“Diritto di pregare” in India: donne marciano verso un tempio indù ma vengono bloccate
La polizia del Maharashtra ha fermato la protesta pacifica delle donne, circa mille, che volevano entrare nel tempio indù di Shani Shingnapur. La religione le considera “impure” e impedisce loro l’accesso ai luoghi di culto. Gli utenti dei social network schierati a favore delle donne. In Kerala un guru propone un macchinario per indagare sulla fertilità delle devote.

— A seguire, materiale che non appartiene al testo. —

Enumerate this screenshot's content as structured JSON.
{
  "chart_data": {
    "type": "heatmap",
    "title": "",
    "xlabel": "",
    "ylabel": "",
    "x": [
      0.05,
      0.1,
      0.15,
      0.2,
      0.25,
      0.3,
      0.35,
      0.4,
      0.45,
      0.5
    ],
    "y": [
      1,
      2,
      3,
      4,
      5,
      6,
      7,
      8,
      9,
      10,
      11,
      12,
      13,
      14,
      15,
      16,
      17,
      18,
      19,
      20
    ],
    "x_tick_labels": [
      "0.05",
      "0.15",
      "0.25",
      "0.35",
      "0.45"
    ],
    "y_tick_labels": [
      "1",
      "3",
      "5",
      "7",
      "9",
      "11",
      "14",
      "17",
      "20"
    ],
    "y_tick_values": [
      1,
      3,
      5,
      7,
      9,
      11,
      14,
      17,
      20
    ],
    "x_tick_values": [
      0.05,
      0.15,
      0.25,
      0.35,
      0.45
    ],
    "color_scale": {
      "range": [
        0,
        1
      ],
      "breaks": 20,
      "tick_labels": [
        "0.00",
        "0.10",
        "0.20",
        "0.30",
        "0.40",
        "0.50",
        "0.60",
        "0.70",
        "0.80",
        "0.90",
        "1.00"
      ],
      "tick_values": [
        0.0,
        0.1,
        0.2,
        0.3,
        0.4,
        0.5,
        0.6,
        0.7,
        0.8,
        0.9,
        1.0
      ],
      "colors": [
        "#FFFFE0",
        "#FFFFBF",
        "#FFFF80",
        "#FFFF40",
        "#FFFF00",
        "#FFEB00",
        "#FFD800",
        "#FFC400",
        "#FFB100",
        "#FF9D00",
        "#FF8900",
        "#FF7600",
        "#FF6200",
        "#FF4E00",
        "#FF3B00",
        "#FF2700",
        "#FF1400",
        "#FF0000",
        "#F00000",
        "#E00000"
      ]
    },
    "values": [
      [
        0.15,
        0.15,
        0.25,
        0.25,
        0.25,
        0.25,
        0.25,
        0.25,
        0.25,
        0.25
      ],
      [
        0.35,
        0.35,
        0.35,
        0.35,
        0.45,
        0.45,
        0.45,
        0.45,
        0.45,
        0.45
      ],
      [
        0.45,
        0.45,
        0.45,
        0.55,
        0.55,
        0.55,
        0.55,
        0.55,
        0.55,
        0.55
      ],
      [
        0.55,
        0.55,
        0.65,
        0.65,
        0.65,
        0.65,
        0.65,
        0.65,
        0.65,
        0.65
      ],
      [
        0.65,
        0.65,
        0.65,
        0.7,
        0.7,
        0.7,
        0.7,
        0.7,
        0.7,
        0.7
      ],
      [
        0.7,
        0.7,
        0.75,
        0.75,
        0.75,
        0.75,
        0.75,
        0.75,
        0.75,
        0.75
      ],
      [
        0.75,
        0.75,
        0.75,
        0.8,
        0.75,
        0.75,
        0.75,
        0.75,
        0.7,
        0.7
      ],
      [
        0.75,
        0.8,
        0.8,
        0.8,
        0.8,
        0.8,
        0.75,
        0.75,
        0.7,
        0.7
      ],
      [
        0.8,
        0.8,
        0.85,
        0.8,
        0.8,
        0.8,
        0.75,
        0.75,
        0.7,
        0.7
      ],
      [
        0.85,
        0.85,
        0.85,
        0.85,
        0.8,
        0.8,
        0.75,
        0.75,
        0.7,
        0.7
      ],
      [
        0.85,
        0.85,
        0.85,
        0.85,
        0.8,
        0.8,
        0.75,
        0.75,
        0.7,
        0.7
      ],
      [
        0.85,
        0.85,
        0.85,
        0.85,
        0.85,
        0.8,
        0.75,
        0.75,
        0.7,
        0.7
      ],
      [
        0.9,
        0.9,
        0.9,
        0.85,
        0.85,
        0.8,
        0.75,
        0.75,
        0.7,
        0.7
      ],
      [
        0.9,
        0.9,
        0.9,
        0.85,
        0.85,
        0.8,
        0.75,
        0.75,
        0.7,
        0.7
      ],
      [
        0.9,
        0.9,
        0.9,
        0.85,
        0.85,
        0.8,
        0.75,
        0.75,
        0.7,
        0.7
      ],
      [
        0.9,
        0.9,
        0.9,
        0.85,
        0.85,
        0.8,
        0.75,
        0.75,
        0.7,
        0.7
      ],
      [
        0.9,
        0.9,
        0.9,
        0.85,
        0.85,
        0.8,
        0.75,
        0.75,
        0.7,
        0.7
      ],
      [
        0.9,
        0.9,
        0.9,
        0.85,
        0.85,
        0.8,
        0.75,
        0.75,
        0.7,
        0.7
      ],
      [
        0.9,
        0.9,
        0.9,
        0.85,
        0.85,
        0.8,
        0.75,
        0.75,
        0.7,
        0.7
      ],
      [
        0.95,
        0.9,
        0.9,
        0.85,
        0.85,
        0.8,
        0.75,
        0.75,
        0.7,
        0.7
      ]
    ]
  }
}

Mumbai (AsiaNews/Agenzie) – Oltre 1000 donne sono state bloccate dalla polizia dello Stato del Maharashtra mentre tentavano di raggiungere a piedi il tempio Shani Shingnapur di Ahmadnagar. Reclamando il loro “diritto di pregare”, le manifestanti avevano dato vita ad una protesta pacifica per opporsi alla tradizione indù che vieta loro l’ingresso al tempio. Ma le autorità le hanno fermate a circa 70 chilometri dalla città, impedendogli di raggiungere l’area di culto. Le donne avevano anche noleggiato un elicottero, prevedendo la reazione della polizia, ma i circa 600 agenti schierati a difesa del tempio non hanno permesso il decollo.
La protesta è stata organizzata dal gruppo Bhumata Ranragini Brigade (le Donne guerriere della madre terra). Trupti Desai, presidente del gruppo, ha dichiarato ad un giornale indiano: “Siamo determinate a porre fine a questa tradizione sgradevole”. Le fedeli indù infatti non hanno il permesso di entrare nei luoghi di culto della loro religione, perché vengono considerate “impure”.

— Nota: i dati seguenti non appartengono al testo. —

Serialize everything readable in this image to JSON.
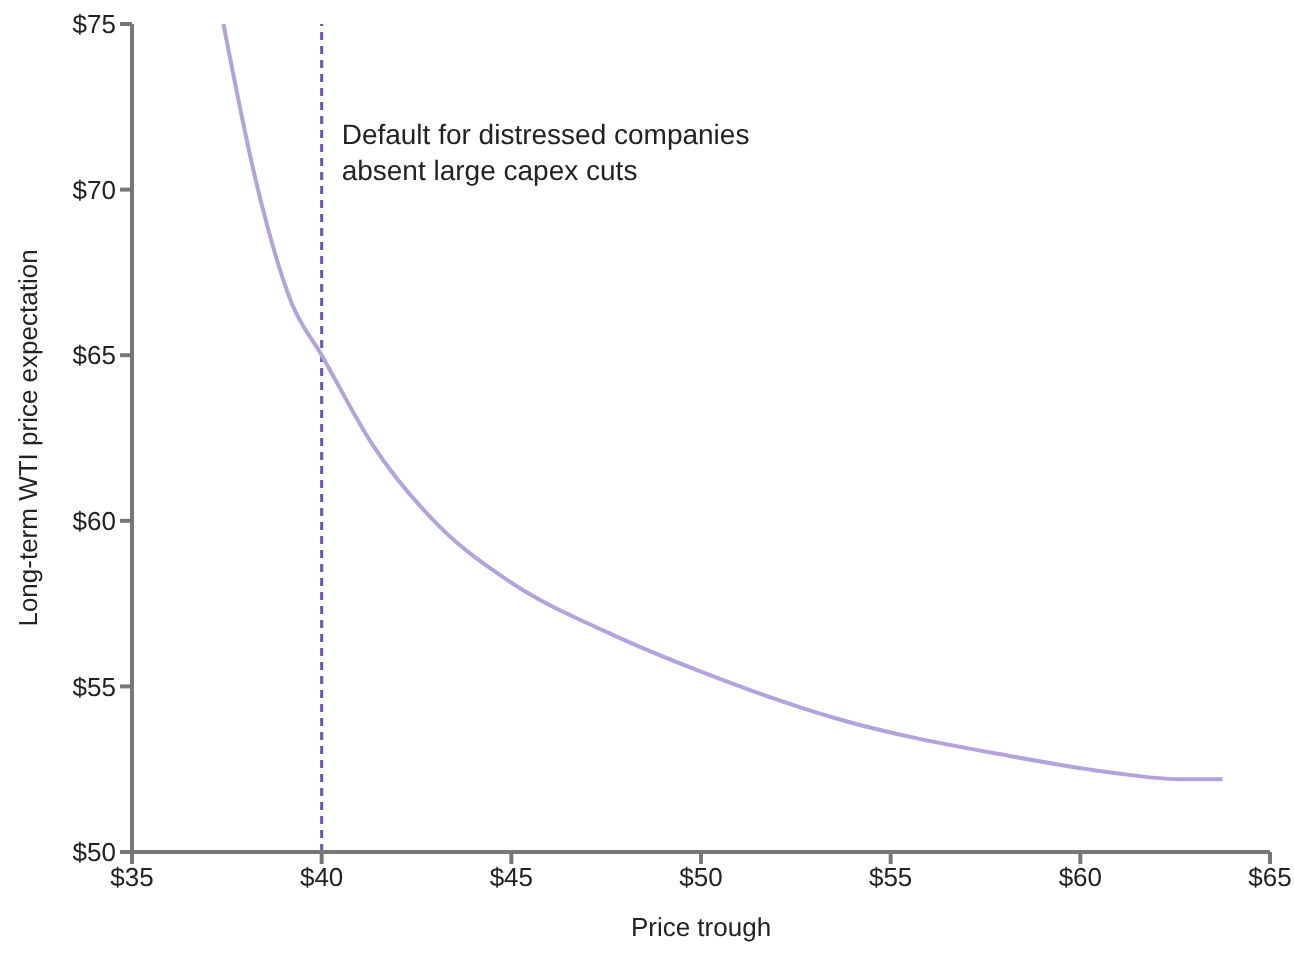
{
  "chart_data": {
    "type": "line",
    "xlabel": "Price trough",
    "ylabel": "Long-term WTI price expectation",
    "x": [
      37.41,
      38.3,
      39.2,
      40,
      41.34,
      43.13,
      44.91,
      47.59,
      50.1,
      53.66,
      58.13,
      60.8,
      62.59,
      63.75
    ],
    "series": [
      {
        "color": "#b4a2dc",
        "values": [
          75,
          70.1,
          66.6,
          65,
          62.3,
          59.8,
          58.2,
          56.6,
          55.4,
          54,
          52.9,
          52.4,
          52.2,
          52.2
        ]
      }
    ],
    "xlim": [
      35,
      65
    ],
    "xticks": [
      {
        "value": 35,
        "label": "$35"
      },
      {
        "value": 40,
        "label": "$40"
      },
      {
        "value": 45,
        "label": "$45"
      },
      {
        "value": 50,
        "label": "$50"
      },
      {
        "value": 55,
        "label": "$55"
      },
      {
        "value": 60,
        "label": "$60"
      },
      {
        "value": 65,
        "label": "$65"
      }
    ],
    "ylim": [
      50,
      75
    ],
    "yticks": [
      {
        "value": 50,
        "label": "$50"
      },
      {
        "value": 55,
        "label": "$55"
      },
      {
        "value": 60,
        "label": "$60"
      },
      {
        "value": 65,
        "label": "$65"
      },
      {
        "value": 70,
        "label": "$70"
      },
      {
        "value": 75,
        "label": "$75"
      }
    ],
    "ref_lines": [
      {
        "axis": "x",
        "value": 40,
        "label": "Default for distressed companies\nabsent large capex cuts",
        "color": "#6a52c4",
        "line_style": "dashed"
      }
    ],
    "grid": false,
    "marker": "none",
    "line_style": "solid"
  }
}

Nelle ultime settimane la sollevazione femminile ha acquistato sempre più visibilità. La marcia è stata seguita con interesse anche dagli utenti dei social network, che esprimono le loro opinioni utilizzando gli hashtag “diritto di culto” e “diritto di pregare”. Uno di loro ha scritto sul suo profilo Twitter: “Le impurità vengono dalla mente. Dio accoglie tutti. Le tradizioni religiose vengono inventate dagli uomini”.

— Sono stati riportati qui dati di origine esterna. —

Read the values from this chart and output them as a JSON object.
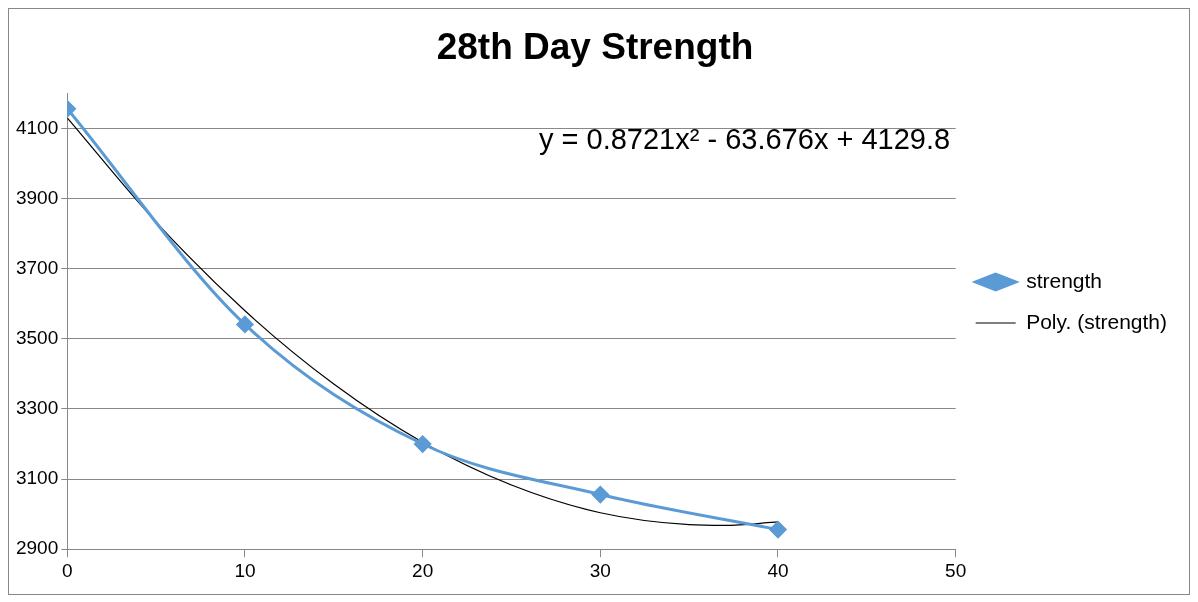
{
  "chart_data": {
    "type": "line",
    "title": "28th Day Strength",
    "annotations": [
      "y = 0.8721x² - 63.676x + 4129.8"
    ],
    "series": [
      {
        "name": "strength",
        "color": "#5b9bd5",
        "marker": "diamond",
        "x": [
          0,
          10,
          20,
          30,
          40
        ],
        "values": [
          4156,
          3541,
          3200,
          3056,
          2956
        ]
      },
      {
        "name": "Poly. (strength)",
        "color": "#000000",
        "marker": "none",
        "x": [
          0,
          5,
          10,
          15,
          20,
          25,
          30,
          35,
          37,
          40
        ],
        "values": [
          4130,
          3833,
          3580,
          3371,
          3205,
          3083,
          3004,
          2970,
          2968,
          2978
        ]
      }
    ],
    "xlim": [
      0,
      50
    ],
    "xticks": [
      0,
      10,
      20,
      30,
      40,
      50
    ],
    "ylim": [
      2900,
      4200
    ],
    "yticks": [
      2900,
      3100,
      3300,
      3500,
      3700,
      3900,
      4100
    ],
    "grid": "y",
    "legend": "right"
  }
}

Il tempio di Shani Shingnapur non è il solo a vietare l’ingresso delle donne. Da alcuni mesi anche le donne del Kerala stanno protestando contro la pratica che vieta loro l’accesso al tempio Sabarimala Ayyappa. In questo caso i toni si sono fatti più accesi e anche la Corte suprema dello Stato è intervenuta in materia.
Il contenzioso è venuto alla luce quando Thazhamon Madom Kandararu Rajeevaru, il capo dei sacerdoti, ha detto: “Il dio Ayyappan è casto. Perciò permettere alle donne l’adorazione nel tempio è peccato”. In seguito il direttorio del tempio, guidato da Prayar Gopalakrishnan, ha dichiarato che “il consiglio protegge gli interessi dei fedeli. La divinità del tempio deriva da questa tradizione e la proteggeremo ad ogni costo”.
Il sacerdote ha attirato numerose critiche quando ha proposto l’invenzione di un macchinario in grado di indagare se le donne sono “pure”. In caso contrario, tutte coloro che hanno un’età compresa tra i 10 e i 50 anni – quello che di solito è considerato il periodo di fertilità – sono bandite.
In quel caso la reazione dei social network è stata immediata, con gli utenti che protestavano reclamando la libertà di culto anche per le donne. Il contenzioso è ancora in corso e ha preso una piega oscura quando Naushad Ahmed Khan, l’avvocato che difende la posizione delle donne di fronte alla Corte suprema, ha denunciato di aver ricevuto più di 700 minacce, dirette a fargli ritirare il caso in tribunale.